Entner says that AT&T Inc. (NYSE:T) needs to make a deal to keep up with Comcast given the looming Time-Warner merger, and that DirecTV (NASDAQ:DTV) also needs to make a deal to keep up with the competition. “They both see the Grim Reaper at the horizon. DirecTV hasn’t gone out and bought spectrum. Dish has, so DirecTV needs to find a partner, and AT&T is that partner,” he said.

AT&T buying cash flow

BTIG media and technology analyst Rich Greenfield said he did not see much benefit to AT&T Inc. (NYSE:T) with this deal except for increasing cash flow. “DirecTV is a fundamentally challenging business long term. You are in an environment where the cable pipe is really evolved. It used to be that DirecTV was the market leader. They were technologically superior,” Greenfield commented on CNBC on Tuesday. “That’s simply not true anymore.”

“If you stop growing subscribers and you just harvest the cash,” Greenfield continued, “DirecTV generates a ton of cash. [Even though] it may not be a growth business over the next 10 years.”

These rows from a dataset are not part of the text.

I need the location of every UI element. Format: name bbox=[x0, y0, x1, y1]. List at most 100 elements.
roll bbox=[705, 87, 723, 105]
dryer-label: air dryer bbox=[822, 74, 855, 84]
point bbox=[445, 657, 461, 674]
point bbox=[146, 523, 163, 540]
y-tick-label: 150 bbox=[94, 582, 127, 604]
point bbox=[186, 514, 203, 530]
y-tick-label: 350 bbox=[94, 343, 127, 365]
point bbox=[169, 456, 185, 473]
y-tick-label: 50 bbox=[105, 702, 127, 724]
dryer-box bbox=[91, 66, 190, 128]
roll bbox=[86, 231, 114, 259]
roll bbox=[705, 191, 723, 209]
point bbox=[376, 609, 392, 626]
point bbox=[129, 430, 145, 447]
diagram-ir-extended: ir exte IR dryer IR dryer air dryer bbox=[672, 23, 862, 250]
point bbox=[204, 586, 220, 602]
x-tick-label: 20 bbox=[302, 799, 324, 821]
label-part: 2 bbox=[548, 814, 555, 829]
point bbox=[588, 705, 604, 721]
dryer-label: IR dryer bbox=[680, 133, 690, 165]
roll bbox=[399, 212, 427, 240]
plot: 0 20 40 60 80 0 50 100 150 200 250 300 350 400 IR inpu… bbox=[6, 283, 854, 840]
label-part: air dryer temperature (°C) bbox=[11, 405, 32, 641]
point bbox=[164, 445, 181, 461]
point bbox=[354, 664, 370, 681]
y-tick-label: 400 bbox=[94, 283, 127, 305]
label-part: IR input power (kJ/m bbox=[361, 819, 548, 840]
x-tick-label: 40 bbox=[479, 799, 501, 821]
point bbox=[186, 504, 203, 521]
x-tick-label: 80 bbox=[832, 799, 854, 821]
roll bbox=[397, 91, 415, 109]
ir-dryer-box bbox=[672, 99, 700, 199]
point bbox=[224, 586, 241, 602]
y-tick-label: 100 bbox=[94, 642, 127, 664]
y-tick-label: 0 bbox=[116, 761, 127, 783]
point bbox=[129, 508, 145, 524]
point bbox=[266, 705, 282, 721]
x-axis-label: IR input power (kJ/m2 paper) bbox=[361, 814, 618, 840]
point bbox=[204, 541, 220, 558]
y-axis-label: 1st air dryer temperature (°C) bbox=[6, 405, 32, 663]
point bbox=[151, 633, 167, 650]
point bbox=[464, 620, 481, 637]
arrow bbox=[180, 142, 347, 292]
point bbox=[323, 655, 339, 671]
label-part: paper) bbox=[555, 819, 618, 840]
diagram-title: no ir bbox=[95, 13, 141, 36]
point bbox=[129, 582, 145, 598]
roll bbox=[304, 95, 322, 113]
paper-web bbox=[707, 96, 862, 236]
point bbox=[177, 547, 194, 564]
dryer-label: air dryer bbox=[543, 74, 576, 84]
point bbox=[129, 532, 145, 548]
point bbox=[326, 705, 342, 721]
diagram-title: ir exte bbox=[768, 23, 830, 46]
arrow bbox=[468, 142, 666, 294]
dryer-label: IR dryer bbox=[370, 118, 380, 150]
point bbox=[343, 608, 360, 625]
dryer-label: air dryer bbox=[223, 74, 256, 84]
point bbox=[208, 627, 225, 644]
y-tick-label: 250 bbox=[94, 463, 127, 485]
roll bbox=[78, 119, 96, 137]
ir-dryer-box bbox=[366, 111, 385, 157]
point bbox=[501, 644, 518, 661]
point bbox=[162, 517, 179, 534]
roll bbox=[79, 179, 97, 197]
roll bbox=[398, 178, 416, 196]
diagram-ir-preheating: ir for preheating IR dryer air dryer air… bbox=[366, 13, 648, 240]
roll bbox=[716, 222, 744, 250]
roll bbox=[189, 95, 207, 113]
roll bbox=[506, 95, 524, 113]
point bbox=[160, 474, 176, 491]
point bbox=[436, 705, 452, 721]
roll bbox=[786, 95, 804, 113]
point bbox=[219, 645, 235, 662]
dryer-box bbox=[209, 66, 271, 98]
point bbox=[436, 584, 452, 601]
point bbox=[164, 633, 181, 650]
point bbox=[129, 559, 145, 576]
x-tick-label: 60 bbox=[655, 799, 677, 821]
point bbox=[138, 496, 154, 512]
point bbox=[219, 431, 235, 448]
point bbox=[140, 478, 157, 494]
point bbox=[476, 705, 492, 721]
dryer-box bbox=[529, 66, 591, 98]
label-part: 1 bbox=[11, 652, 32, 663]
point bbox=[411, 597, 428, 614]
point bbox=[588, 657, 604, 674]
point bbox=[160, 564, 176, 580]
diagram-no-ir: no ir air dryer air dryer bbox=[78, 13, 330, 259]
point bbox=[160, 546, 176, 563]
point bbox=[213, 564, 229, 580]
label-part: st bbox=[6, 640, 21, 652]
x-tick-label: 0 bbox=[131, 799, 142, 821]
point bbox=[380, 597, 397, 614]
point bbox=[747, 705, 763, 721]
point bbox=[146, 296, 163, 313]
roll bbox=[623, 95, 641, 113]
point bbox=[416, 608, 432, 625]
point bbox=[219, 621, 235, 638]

AT&T- DirecTV Deal: Regulatory concerns

An AT&T Inc. (NYSE:T) and DirecTV (NASDAQ:DTV) deal is likely to draw nearly as much regulatory scrutiny as that surrounding the proposed Comcast/Time-Warner deal. It will likely take some doing to convince regulators to allow further consolidation in pay TV. Neither AT&T nor DirecTV would offer any comment on reports of their negotiations.